Record Quarter and Margins
The company reported fourth-quarter sales of $6.4 billion, up 49% year over year in U.S. dollars and 37% organically, surpassing analyst estimates by about 3.3%. Adjusted diluted EPS rose 76% to $0.97, exceeding consensus ranges. Operating margin expanded to 26.8%, a 4.7 percentage-point increase from 22.1% the prior year, driving the stronger profit performance.
Adjusted EBITDA reached $2.01 billion, representing a 31.3% margin, while free-cash-flow margin stood at 22.8%, indicating robust cash conversion. Full-year 2025 sales totaled $23.09 billion, a 52% increase from the previous year, reflecting the company’s expanded scale.
Guidance and Valuation Context
Amphenol set Q1 2026 guidance with a sales midpoint near $6.95 billion, about 44.5% higher year over year and roughly 3.5% above analyst estimates. Adjusted EPS guidance at the midpoint was near $0.92, slightly above consensus but implying a sequential EPS moderation from the prior quarter.
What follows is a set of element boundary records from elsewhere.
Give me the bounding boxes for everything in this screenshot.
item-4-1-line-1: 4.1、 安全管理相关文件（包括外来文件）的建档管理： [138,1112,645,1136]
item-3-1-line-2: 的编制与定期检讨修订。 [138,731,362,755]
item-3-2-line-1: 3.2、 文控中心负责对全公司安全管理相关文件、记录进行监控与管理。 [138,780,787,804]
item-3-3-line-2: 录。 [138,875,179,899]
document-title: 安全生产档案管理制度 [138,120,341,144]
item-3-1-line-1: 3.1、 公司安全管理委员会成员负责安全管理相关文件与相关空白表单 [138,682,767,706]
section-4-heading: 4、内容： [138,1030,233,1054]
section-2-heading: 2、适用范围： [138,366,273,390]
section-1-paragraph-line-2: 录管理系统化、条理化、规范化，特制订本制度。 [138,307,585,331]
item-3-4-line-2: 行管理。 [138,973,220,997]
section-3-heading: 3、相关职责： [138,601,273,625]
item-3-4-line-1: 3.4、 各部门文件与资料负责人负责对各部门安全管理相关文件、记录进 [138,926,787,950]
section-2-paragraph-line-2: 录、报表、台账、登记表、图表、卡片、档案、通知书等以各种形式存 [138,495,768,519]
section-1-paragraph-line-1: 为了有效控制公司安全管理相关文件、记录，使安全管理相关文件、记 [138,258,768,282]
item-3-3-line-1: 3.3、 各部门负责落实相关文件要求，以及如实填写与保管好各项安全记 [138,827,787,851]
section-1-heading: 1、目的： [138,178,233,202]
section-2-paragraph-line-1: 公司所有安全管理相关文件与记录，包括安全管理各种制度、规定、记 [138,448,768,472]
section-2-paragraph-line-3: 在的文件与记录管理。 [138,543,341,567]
Fiscal 2026 consensus projects revenue of approximately $26.71 billion and EPS of $4.26, implying about 28.2% year-over-year EPS growth. Achieving this will depend on sustaining the margin and cash-conversion levels demonstrated in the recent quarter.
Following the report, APH stock sold off, highlighting investor sensitivity to valuation after the shares roughly doubled in 2025. The contrast between strong growth and margins and the prospect of near-term EPS moderation explains the renewed scrutiny of the company’s premium multiple. Investors must reconcile the record operating performance with the earnings growth pace implied by guidance and consensus.